After weathering a significant equity drawdown in the first half of 2025, the Hedged Premium Income SMA finished the year with a gross return of 12.46% (9.14% net). The Strategy’s  2025 return compared favorably with several widely used income-oriented asset classes, including high yield, aggregate bonds, preferred equities, and REITs.

 Because the strategy employs a defined options structure that trades some upside participation for income and downside mitigation, it is expected to lag in sharply rising equity markets. In 2025, the S&P 500 Total Return Index returned 17.88%. However, investors in the Strategy benefited from both income generation and downside risk management. During the February to April drawdown, the S&P 500 Index declined 18.75% on a closing basis, while the Strategy declined 10.74%, leaving a smaller drawdown to recover from during the subsequent rally.
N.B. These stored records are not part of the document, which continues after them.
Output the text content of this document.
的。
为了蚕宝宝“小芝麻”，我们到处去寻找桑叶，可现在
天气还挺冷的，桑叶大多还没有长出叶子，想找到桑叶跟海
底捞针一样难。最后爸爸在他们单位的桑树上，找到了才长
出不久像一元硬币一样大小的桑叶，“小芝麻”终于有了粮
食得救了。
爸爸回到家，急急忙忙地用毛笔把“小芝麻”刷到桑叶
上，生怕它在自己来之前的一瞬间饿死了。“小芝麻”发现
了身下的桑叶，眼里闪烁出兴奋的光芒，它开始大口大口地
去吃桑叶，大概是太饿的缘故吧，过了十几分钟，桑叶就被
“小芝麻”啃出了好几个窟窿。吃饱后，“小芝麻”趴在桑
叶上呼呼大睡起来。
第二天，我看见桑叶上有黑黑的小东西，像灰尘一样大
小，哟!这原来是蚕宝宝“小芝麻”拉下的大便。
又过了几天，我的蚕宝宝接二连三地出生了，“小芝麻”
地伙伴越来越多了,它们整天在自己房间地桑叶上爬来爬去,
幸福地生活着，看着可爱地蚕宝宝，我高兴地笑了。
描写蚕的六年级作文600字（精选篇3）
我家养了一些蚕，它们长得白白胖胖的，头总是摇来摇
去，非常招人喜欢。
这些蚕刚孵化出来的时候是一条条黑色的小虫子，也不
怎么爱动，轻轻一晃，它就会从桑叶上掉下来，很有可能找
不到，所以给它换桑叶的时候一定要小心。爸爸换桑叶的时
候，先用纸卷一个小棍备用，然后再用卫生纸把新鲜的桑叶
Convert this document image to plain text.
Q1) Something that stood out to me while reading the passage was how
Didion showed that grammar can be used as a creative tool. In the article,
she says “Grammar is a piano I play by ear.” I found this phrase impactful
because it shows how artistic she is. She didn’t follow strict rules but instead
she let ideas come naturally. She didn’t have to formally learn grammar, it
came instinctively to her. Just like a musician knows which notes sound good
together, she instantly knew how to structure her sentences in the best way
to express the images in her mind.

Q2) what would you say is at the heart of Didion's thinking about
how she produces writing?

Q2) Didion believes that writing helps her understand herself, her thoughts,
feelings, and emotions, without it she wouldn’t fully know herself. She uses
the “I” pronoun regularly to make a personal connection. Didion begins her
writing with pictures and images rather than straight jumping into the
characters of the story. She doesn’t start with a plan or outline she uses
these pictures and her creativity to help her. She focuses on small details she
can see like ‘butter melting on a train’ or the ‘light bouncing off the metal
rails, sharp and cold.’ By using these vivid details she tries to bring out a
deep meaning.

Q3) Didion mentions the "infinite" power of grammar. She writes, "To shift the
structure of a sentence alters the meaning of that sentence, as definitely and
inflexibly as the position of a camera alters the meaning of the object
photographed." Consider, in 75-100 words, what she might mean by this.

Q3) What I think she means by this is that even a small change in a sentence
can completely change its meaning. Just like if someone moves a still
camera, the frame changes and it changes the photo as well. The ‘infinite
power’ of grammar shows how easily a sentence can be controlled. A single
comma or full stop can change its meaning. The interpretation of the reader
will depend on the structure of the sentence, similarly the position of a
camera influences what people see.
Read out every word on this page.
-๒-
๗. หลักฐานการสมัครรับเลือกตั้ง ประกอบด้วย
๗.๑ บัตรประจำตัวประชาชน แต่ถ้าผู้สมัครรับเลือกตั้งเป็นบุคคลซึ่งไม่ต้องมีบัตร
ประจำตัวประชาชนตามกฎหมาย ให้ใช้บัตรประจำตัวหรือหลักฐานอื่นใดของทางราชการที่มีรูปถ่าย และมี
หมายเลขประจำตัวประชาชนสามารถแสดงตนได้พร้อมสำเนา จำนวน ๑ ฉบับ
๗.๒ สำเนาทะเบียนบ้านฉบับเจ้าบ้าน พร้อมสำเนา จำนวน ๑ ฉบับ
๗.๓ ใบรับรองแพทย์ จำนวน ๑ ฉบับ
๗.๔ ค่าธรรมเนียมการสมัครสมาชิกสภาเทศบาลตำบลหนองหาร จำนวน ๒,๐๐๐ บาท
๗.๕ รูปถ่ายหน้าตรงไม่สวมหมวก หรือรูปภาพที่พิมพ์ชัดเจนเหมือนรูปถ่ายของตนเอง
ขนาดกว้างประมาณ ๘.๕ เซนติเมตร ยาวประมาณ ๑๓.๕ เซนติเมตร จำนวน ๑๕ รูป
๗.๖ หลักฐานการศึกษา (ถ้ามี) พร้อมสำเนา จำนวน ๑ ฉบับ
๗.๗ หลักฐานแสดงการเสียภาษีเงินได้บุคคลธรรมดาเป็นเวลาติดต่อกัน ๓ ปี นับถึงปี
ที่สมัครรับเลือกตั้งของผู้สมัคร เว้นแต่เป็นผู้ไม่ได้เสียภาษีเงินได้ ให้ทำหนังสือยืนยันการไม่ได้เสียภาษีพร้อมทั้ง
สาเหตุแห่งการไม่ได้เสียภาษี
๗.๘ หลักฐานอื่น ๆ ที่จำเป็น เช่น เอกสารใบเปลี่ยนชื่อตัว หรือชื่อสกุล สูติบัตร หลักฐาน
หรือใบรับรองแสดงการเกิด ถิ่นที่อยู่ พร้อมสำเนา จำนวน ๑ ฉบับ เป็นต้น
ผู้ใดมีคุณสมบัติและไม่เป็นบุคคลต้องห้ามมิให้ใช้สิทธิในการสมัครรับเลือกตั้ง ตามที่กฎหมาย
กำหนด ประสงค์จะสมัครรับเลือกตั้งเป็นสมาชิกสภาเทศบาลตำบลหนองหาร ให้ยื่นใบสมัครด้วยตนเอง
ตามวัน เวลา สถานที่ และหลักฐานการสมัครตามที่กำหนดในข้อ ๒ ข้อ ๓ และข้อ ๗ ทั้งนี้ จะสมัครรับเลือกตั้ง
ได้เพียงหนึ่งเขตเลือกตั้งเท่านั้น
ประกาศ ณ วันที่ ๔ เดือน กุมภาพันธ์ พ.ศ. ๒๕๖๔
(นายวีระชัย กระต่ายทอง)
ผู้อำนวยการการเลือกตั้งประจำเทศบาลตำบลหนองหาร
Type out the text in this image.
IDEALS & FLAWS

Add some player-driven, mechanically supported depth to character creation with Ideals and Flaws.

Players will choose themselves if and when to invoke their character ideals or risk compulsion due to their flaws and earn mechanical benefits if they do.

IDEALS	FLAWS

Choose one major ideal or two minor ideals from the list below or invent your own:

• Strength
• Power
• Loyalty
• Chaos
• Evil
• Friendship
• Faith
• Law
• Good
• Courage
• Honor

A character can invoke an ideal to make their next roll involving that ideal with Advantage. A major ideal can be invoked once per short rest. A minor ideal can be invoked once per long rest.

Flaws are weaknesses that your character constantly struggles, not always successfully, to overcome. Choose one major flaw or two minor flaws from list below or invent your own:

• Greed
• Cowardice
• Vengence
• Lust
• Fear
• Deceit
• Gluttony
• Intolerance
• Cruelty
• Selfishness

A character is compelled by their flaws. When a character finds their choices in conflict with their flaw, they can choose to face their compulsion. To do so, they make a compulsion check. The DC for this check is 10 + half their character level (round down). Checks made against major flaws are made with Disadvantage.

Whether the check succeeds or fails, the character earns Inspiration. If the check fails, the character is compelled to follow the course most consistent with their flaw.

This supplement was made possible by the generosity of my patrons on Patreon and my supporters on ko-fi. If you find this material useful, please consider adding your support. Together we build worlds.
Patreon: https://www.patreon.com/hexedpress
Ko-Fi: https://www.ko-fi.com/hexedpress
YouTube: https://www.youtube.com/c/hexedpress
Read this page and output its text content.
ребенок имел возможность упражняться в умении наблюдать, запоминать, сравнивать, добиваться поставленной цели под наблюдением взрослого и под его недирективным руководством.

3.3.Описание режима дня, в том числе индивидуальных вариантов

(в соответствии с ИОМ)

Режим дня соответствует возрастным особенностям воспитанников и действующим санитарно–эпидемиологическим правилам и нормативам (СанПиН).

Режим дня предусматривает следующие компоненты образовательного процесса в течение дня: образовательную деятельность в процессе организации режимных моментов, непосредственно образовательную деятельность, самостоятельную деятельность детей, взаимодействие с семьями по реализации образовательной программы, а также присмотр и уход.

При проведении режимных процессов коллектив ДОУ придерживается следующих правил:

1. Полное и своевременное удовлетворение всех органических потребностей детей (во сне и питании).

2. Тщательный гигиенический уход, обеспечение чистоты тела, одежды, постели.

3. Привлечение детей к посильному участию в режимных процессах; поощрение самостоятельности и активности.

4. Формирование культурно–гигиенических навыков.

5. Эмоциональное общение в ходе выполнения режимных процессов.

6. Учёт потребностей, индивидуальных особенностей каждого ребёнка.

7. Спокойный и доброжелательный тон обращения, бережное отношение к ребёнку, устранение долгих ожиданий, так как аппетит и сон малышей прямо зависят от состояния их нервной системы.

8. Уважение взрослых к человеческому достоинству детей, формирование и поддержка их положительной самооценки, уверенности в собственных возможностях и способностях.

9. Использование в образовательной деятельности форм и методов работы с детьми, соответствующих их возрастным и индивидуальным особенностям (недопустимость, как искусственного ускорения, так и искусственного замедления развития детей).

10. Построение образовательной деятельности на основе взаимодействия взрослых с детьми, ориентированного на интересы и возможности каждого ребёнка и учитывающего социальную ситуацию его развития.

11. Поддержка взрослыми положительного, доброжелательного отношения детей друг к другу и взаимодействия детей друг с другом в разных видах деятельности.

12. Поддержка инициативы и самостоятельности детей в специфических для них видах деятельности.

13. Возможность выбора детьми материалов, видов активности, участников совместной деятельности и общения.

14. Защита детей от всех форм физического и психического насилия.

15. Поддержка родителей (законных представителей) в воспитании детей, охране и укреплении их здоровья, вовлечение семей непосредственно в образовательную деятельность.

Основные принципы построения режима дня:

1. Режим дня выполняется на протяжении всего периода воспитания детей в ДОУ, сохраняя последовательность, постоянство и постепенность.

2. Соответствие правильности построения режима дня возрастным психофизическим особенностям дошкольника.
In addition to quarterly downside buffers, the Strategy maintains upside participation through long calls intended to offset lost appreciation in the call-writing positions once the market advances beyond certain levels within a monthly cycle. An example occurred during the 4/17/25 to 5/16/25 cycle, when the S&P 500 Index gained 12.94%. During that period, the Strategy generated a positive return of 7.24%, reflecting the contribution of upside-oriented option positioning.

Hedged Premium Income Strategy: Looking Ahead to 2026

Despite a long list of potential concerns, the capital markets landscape appears relatively calm heading into 2026, with equity volatility low, credit spreads tight, and Treasury volatility subdued.

Even in strong market years, investors often experience unexpected stress, as was the case in 2025. The Hedged Premium Income Strategy is structured to seek to generate income in certain environments, participate in a portion of market upside, and manage downside risk during periods of market stress. As such, the Strategy is positioned for a wide range of potential outcomes.